In a previous post, we referred to a principle of psychology often cited in the business realm, particularly among operations and customer relations functions.
The principle is: “expectations minus reality equals disappointment.” In other words, the difference between the expectations one sets for a customer (this can be an external customer or an internal customer such as a boss or team members) and the actual deliverable represents the level of customer disappointment or frustration.
If you promise customers a new product will be able to do A, B, and C, and it really only does A and B, they’re going to be disappointed. If you promise that it can only do A and, instead, it does A and B, they’ll be pleasantly surprised.
But we need to be careful not to take this simplistic formula to its logical extreme. Psychology Today’s Raj Raghunathan explains: “according to this formula, a failsafe way of sustaining high happiness levels is to maintain low expectations. This formula is based on the idea that one’s happiness levels are inversely proportional to one’s expectations.”
Raghunathan provides a couple of potential flaws with this formula. “First, although setting low expectations may seem easy in concept, it is nearly impossible in practice. This is because our expectations are formed, in large part, by subconscious processes.”
He gives the example of becoming accustomed to large portion sizes at restaurants having spent years living in Texas. Regardless of what a restaurant does to try to set expectations, to some extent he has already set his own subconsciously.

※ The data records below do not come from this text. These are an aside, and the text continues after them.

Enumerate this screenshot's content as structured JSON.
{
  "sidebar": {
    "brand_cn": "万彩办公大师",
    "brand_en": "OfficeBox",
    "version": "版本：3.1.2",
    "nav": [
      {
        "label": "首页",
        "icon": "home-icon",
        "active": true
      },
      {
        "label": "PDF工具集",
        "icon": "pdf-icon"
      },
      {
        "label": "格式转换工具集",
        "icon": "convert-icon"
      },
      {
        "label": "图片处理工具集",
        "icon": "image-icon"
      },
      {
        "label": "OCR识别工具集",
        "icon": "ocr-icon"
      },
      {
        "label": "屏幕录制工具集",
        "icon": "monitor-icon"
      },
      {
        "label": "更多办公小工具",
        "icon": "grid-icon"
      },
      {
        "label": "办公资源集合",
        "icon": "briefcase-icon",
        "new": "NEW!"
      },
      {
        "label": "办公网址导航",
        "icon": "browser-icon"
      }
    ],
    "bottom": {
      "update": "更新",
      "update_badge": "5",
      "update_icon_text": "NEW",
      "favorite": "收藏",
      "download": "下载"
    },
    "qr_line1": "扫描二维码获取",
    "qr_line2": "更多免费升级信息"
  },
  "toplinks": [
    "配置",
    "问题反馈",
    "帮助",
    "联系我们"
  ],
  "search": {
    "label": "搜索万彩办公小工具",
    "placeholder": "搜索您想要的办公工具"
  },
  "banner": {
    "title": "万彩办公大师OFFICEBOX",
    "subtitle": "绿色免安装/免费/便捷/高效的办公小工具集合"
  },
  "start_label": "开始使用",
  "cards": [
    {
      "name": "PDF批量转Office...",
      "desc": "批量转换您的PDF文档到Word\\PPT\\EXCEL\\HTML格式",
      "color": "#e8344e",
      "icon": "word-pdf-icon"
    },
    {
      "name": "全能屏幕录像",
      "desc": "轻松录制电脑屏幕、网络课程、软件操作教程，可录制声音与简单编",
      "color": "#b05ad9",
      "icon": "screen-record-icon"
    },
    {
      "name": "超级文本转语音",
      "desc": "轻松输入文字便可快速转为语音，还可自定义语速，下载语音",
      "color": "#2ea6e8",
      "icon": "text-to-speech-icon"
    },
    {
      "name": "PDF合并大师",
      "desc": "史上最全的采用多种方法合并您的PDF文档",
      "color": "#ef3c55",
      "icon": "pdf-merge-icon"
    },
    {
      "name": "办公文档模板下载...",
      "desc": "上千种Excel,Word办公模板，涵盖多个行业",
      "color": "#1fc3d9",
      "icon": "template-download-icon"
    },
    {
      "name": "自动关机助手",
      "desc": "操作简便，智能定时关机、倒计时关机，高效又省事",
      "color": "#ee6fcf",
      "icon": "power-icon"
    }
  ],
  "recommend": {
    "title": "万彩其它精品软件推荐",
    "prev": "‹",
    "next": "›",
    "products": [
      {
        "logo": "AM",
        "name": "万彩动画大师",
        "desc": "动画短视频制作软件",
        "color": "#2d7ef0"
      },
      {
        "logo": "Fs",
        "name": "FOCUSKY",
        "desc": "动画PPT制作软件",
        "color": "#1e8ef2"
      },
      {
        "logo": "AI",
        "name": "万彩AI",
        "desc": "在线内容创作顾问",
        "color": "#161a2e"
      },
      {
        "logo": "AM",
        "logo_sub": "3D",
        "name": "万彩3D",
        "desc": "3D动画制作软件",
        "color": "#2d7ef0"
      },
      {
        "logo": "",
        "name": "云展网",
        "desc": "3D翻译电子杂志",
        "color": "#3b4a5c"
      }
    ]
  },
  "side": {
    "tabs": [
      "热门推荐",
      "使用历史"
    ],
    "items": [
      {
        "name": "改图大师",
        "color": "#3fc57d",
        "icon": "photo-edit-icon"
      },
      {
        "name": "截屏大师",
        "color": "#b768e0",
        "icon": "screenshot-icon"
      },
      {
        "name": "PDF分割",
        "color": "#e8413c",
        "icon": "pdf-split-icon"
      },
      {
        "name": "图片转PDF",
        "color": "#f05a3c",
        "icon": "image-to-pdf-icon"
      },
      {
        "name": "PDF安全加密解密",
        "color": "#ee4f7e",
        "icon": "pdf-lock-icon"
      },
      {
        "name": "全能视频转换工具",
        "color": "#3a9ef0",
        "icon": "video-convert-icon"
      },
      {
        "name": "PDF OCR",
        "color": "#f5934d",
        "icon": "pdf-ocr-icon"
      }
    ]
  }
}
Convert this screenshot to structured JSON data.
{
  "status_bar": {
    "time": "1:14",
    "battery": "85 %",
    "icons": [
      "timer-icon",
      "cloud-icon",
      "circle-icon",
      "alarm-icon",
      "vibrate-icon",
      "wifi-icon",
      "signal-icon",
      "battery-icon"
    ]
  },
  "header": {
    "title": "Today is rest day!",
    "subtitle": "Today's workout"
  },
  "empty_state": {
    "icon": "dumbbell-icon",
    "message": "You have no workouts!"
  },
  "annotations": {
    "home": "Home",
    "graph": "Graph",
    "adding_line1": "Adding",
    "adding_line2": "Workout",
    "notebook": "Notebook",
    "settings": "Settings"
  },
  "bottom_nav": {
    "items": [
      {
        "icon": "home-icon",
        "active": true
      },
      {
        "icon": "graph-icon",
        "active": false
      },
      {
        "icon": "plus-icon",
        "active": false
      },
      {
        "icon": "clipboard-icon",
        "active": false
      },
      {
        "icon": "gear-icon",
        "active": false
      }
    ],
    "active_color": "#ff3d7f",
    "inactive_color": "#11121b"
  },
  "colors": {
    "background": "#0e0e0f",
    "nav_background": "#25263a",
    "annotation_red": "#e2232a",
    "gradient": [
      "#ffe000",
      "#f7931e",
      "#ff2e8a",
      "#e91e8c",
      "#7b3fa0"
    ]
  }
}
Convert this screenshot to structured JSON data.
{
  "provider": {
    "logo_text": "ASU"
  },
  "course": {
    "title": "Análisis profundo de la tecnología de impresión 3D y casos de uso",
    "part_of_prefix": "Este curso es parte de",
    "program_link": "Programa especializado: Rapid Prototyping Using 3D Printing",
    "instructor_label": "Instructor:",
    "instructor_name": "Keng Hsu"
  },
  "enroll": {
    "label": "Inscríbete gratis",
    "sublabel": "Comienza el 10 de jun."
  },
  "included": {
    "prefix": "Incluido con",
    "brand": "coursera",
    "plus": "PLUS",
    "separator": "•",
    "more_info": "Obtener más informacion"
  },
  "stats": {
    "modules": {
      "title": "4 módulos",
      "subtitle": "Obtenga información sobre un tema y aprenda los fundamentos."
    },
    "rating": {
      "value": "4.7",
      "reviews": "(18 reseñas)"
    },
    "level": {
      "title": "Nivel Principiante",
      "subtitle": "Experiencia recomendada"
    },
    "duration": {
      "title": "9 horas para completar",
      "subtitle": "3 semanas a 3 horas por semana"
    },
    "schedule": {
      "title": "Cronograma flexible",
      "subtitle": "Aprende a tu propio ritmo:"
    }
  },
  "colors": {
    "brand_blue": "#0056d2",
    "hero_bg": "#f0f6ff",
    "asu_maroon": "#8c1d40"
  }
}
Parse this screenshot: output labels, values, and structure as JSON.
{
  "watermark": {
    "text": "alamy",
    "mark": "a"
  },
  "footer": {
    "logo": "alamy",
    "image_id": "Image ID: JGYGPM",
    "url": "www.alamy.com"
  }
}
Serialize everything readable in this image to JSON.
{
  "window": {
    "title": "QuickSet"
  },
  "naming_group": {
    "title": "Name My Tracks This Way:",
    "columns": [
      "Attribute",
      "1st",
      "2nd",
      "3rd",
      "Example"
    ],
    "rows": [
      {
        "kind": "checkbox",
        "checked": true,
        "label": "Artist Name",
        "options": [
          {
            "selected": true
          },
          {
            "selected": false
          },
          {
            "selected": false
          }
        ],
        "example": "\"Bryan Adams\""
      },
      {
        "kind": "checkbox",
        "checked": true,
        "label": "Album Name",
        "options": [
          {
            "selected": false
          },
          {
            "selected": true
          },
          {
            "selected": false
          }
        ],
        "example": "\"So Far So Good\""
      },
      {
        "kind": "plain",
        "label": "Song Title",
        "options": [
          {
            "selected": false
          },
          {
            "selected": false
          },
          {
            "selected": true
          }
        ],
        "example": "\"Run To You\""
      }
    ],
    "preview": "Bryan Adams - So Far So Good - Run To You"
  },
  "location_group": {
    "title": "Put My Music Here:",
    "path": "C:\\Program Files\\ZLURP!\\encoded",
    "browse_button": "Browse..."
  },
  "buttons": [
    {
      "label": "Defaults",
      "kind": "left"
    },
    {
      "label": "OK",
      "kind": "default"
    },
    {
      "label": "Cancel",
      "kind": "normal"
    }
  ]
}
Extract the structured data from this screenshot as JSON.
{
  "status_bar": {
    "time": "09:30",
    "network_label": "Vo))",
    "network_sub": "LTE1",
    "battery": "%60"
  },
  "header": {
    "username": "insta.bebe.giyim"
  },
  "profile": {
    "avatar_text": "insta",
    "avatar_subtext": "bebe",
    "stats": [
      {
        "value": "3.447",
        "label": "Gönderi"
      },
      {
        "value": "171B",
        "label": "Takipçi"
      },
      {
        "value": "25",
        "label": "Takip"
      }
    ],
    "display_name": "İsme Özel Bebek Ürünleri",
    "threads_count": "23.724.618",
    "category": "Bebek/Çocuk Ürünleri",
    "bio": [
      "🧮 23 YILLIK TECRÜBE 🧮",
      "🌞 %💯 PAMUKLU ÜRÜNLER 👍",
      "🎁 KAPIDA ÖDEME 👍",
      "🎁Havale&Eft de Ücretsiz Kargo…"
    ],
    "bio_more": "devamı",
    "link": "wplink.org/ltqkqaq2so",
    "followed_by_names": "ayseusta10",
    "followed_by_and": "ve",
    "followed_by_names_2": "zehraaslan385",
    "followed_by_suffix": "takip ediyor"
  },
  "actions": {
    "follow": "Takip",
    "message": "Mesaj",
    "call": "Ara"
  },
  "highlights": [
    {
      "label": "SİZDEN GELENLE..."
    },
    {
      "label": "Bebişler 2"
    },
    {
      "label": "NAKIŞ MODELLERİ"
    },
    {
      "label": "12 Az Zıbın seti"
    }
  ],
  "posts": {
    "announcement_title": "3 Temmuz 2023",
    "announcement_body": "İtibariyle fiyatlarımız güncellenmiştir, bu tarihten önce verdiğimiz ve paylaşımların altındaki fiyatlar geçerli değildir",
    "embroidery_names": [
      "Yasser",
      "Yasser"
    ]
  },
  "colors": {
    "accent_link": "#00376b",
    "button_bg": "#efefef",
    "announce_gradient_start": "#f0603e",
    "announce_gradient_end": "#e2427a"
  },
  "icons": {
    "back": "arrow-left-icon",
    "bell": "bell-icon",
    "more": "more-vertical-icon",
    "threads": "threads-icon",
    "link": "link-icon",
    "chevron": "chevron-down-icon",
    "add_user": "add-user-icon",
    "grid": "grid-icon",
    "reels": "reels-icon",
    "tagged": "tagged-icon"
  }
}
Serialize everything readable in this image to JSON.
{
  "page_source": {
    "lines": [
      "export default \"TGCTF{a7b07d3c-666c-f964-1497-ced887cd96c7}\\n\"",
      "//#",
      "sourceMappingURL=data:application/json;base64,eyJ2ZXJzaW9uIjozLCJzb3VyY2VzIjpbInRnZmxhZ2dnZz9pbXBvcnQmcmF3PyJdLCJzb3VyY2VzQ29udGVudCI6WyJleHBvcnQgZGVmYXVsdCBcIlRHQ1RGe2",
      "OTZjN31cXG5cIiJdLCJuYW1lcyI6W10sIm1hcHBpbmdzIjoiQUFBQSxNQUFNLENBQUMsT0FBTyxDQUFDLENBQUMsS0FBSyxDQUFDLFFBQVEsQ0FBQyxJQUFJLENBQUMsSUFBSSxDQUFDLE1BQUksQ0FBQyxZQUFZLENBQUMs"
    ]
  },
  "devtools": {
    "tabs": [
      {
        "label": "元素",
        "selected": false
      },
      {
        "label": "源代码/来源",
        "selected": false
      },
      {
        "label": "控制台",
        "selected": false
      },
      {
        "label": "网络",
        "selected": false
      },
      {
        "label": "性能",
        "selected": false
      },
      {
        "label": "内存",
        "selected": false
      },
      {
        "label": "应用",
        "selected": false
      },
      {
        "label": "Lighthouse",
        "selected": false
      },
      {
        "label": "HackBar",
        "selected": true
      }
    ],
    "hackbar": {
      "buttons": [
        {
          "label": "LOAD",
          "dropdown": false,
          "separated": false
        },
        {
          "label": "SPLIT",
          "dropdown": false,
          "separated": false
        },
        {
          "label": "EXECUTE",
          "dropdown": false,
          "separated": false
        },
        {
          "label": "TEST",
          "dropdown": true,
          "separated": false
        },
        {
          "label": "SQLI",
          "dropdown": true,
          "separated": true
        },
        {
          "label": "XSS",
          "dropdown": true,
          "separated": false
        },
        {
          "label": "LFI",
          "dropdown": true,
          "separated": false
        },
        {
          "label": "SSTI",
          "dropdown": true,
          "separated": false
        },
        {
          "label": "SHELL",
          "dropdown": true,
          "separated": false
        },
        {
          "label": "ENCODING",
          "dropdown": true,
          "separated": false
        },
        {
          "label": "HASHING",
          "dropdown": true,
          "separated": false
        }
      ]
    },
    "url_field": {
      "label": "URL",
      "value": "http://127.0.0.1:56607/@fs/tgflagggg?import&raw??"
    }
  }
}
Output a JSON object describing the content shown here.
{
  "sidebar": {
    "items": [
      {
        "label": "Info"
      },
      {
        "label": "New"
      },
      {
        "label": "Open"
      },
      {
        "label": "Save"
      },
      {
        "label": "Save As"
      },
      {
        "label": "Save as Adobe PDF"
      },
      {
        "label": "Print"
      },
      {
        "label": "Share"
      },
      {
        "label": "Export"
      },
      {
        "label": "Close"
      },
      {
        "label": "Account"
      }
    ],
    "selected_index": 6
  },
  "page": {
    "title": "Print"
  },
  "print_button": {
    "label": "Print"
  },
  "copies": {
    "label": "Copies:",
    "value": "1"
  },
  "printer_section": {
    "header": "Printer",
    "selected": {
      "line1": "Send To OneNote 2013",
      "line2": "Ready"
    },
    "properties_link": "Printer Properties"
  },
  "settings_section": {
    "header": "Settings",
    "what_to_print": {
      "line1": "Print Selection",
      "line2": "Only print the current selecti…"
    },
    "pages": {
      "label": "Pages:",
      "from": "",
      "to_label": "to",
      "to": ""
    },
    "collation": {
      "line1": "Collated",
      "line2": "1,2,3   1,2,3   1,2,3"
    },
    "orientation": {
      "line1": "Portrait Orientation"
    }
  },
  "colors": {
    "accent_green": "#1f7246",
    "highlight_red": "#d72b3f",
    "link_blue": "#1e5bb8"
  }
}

He continues, “the second reason why managing expectations isn’t a reliable way to boost happiness levels is that, even if we somehow learned to control our expectations, it is not obvious that having consistently low expectations will enhance happiness.”
From a business perspective, this is important in the context of marketing and sales. While we don’t want to overpromise, we shouldn’t swing so far to the other end of the spectrum, that we are underwhelming potential customers with a meager sales pitch. Even for existing customers, it’s disheartening to consistently expect the underwhelming.
In general, the “expectations minus reality” formula should be appreciated for what it is: an intentionally simplistic mnemonic to help people avoid the trap of overpromising and get into the habit of setting realistic, meaningful expectations.